• Government: It is important to note that the government is based on structure and processes. The three essential pieces to government are providing law and order, ensuring access to information, and infrastructure. The role of the government is based on the norms and values set forth by the people. These norms and values can change over time based on the collective consciousness of society. Marx noted that the masses need to be governed or else there would be chaos. In support of this argument, people elect officials to ensure rights and place trust that the government will hold to an objective rational agenda.
• Governance: Global, National, Local measures to make sure the structure of government is mandating its agenda. It is the mechanism to make sure government is moving in the right direction with all voices being heard. The process in which decisions are made is essential. The center needs to interact and change according to the network’s demands. Governance is answering the question of how and why things are done.

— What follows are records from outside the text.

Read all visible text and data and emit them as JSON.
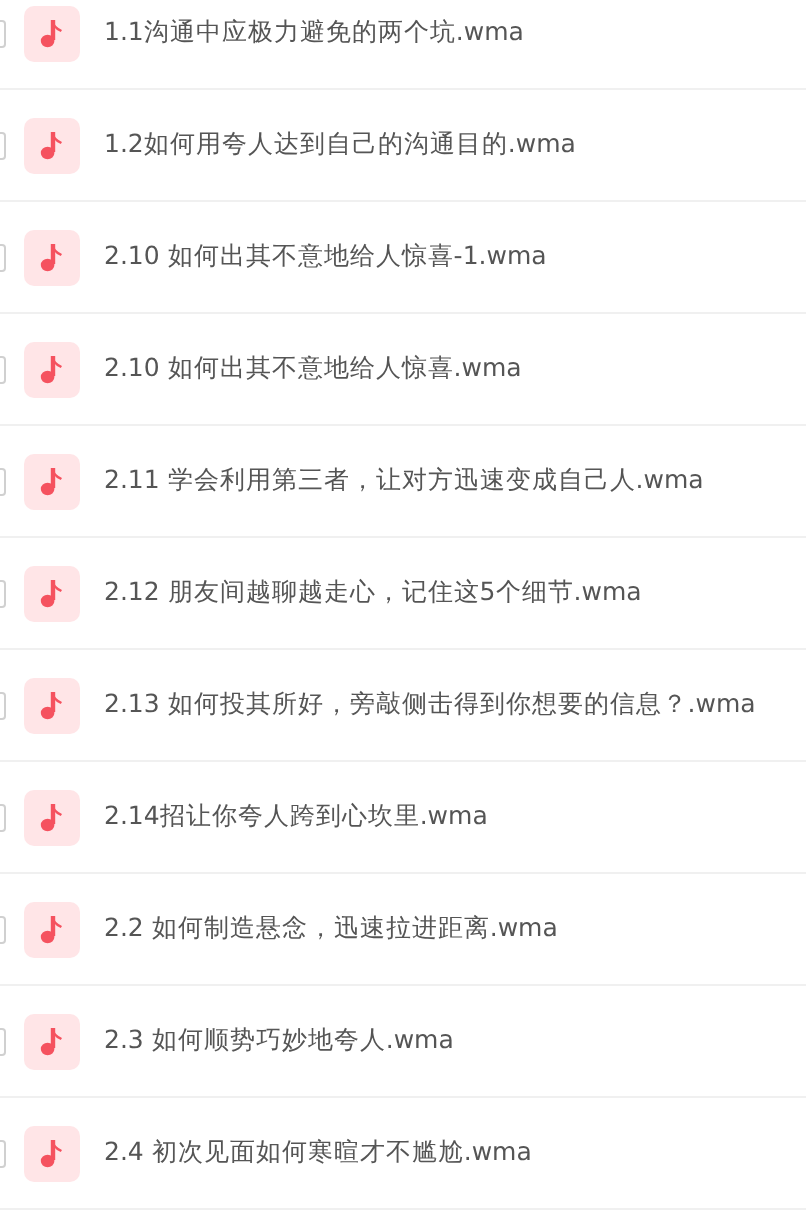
{
  "files": [
    {
      "name": "1.1沟通中应极力避免的两个坑.wma",
      "checked": false
    },
    {
      "name": "1.2如何用夸人达到自己的沟通目的.wma",
      "checked": false
    },
    {
      "name": "2.10 如何出其不意地给人惊喜-1.wma",
      "checked": false
    },
    {
      "name": "2.10 如何出其不意地给人惊喜.wma",
      "checked": false
    },
    {
      "name": "2.11 学会利用第三者，让对方迅速变成自己人.wma",
      "checked": false
    },
    {
      "name": "2.12 朋友间越聊越走心，记住这5个细节.wma",
      "checked": false
    },
    {
      "name": "2.13 如何投其所好，旁敲侧击得到你想要的信息？.wma",
      "checked": false
    },
    {
      "name": "2.14招让你夸人跨到心坎里.wma",
      "checked": false
    },
    {
      "name": "2.2 如何制造悬念，迅速拉进距离.wma",
      "checked": false
    },
    {
      "name": "2.3 如何顺势巧妙地夸人.wma",
      "checked": false
    },
    {
      "name": "2.4 初次见面如何寒暄才不尴尬.wma",
      "checked": false
    }
  ]
}
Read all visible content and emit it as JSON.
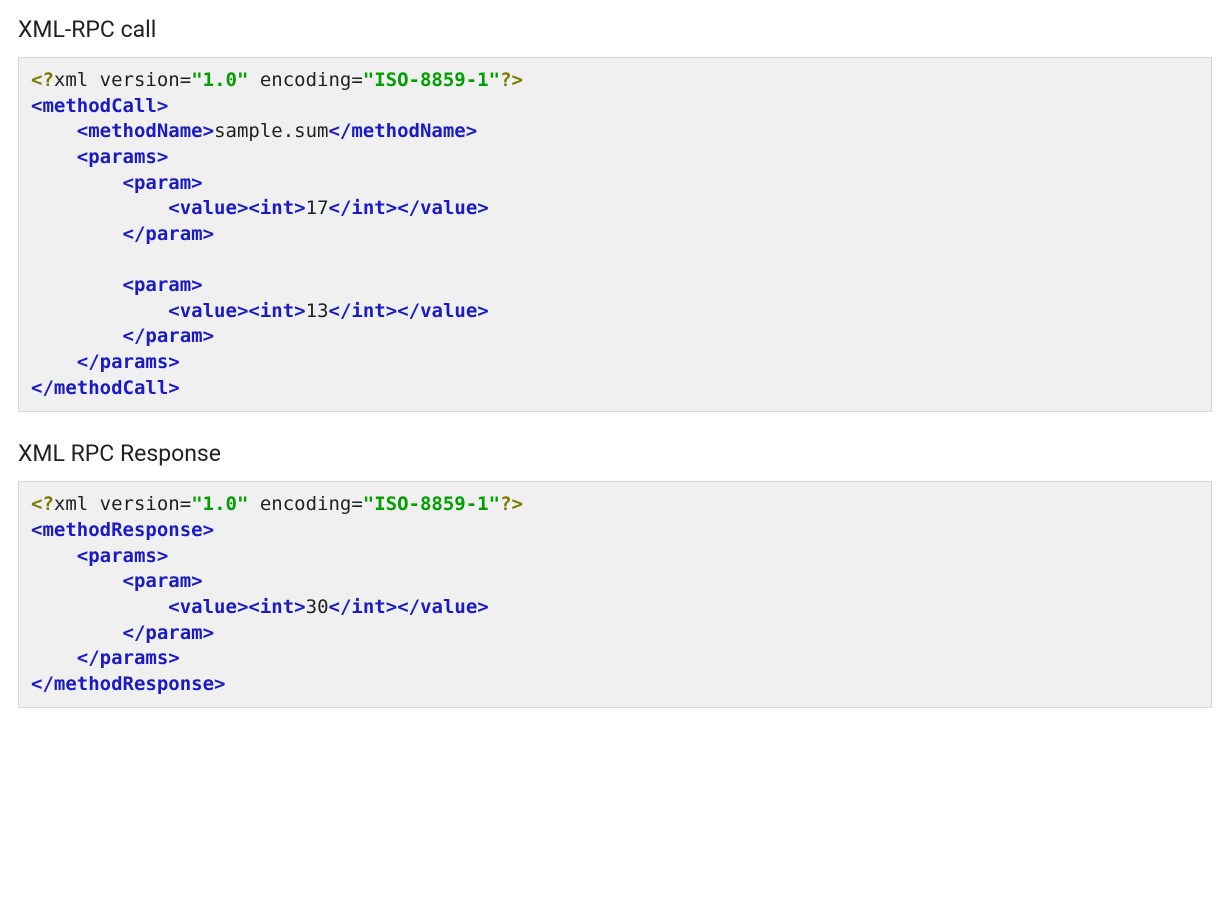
{
  "sections": {
    "call": {
      "title": "XML-RPC call"
    },
    "response": {
      "title": "XML RPC Response"
    }
  },
  "xml": {
    "pi": {
      "open": "<?",
      "close": "?>",
      "name": "xml",
      "version_attr": " version",
      "version_val": "\"1.0\"",
      "encoding_attr": " encoding",
      "encoding_val": "\"ISO-8859-1\"",
      "eq": "="
    },
    "lt": "<",
    "lts": "</",
    "gt": ">",
    "tags": {
      "methodCall": "methodCall",
      "methodResponse": "methodResponse",
      "methodName": "methodName",
      "params": "params",
      "param": "param",
      "value": "value",
      "int": "int"
    },
    "indent1": "    ",
    "indent2": "        ",
    "indent3": "            "
  },
  "callData": {
    "methodName": "sample.sum",
    "params": [
      "17",
      "13"
    ]
  },
  "responseData": {
    "params": [
      "30"
    ]
  }
}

• New Public Sector Administration/New Public Management (NPM) Reforms: This is a response to the ‘new’ notion of governance agendas. Changes are taking place based on the demand of the constituency. Decentralization and privatization are important elements of this reform. People are reclaiming their liberties. They are demanding that plans be enacted.
• Democratic Governance: The process of participatory inclusion in decision-making. The structure must steer towards the needs and wants of society. This may not always reflect the wants and needs of the majority, but rather those who have power of persuasion. Democracy-Too much talk, Too little action
• Political Economy of Development: The landscape of actors in any decision in governance.
• Policy Networks: The informal rules governed among organized interest groups and those the make them. The process in which the local agencies enact the central bodies rules and those interactions.
Accountability: Who is accountable to who is often the question that is asked when decisions are made. The new order of governance takes into account the voice often unheard in debates. Leaders struggle with this because they have policies to enact, but they are also responsible to the bodies that entrusted them. A government is accountable to the norms and values given by society no matter the type of government.
Legitimacy: ‘input-oriented’-The agreement of those who are asked to comply with the rules and ‘output-oriented’-Effectiveness of the rules to produce tangible results
Efficiency: Can the government through governance have competitive advantage in managing and enforcing laws and norms in society? The government needs to have a defined set of rules and then let the private manage them. It is more about the collective workings of the machine and not all the functions of the machine.